Kic · March 9, 2022, 11:21am

Hi @martin75carames ,

Send me a direct message with your code for that function, I will have a look for you.

Savvas · August 8, 2022, 2:36pm

@martin75carames I am getting the same result as you did, any hint as to what was wrong with your code?
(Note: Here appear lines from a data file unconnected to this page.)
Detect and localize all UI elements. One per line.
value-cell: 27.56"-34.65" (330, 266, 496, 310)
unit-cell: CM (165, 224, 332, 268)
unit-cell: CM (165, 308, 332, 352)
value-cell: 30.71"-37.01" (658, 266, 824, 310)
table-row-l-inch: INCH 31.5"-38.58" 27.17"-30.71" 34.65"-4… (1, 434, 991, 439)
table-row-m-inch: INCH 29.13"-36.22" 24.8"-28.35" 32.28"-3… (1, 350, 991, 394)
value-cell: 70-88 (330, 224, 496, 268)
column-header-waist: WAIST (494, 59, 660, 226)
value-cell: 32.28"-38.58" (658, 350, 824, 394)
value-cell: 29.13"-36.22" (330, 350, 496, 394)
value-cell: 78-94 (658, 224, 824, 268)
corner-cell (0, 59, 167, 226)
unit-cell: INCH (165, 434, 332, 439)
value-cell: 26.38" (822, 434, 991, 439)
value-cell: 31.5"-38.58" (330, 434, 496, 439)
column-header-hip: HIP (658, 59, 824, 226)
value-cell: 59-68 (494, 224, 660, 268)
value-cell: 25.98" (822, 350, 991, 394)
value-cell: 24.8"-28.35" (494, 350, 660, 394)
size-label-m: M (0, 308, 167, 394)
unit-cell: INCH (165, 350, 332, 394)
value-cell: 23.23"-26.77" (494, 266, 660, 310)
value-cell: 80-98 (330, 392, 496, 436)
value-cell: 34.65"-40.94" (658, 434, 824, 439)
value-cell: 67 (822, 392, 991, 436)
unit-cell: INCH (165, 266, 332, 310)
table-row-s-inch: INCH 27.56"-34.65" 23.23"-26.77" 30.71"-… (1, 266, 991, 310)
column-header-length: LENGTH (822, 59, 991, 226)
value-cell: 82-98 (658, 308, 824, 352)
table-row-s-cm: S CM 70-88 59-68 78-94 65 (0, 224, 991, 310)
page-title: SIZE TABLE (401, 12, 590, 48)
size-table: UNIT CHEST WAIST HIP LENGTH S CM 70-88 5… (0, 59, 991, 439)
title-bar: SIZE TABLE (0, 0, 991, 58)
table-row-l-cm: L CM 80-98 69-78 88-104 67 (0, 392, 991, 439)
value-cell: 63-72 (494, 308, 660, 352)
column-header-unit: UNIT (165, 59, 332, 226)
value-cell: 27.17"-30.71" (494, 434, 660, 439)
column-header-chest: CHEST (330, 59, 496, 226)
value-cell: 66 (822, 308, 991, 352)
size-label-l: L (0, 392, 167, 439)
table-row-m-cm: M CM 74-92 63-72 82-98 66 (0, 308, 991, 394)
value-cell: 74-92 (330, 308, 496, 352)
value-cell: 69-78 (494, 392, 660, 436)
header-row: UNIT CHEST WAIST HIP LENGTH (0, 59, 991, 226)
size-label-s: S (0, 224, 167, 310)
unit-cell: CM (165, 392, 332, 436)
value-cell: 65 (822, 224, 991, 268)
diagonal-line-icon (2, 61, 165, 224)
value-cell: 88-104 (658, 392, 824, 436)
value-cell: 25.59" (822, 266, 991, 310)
anon57530071 · August 9, 2022, 1:14am

Welcome to the community.

Please look at the equation closely.

e_{w1B}^{corrected} = \sqrt{ |{1 - ||\mu_{\perp} ||^2_2} |} * \frac{e_{\text{w1B}} - \mu_B} {||(e_{w1} - \mu_{\perp}) - \mu_B||_2} \tag{9}

In you case, I guess the error is in the denominator at the right. Most likely you used \mu in stead of \mu_B. In any cases, the error is in your code to calculate “corrected_e_w1B” and “corrected_e_w2B” if the output is same as Martin’s case.

Hope this helps.

Savvas · August 9, 2022, 2:51pm

Thanks for your reply. Unfortunately I could not identify the error in the denominator. From your reply I understand that for all the other values (mu, mu_B, mu_orth, e_w1B, ew2B) the expected output is what is shown in Martin’s post, right?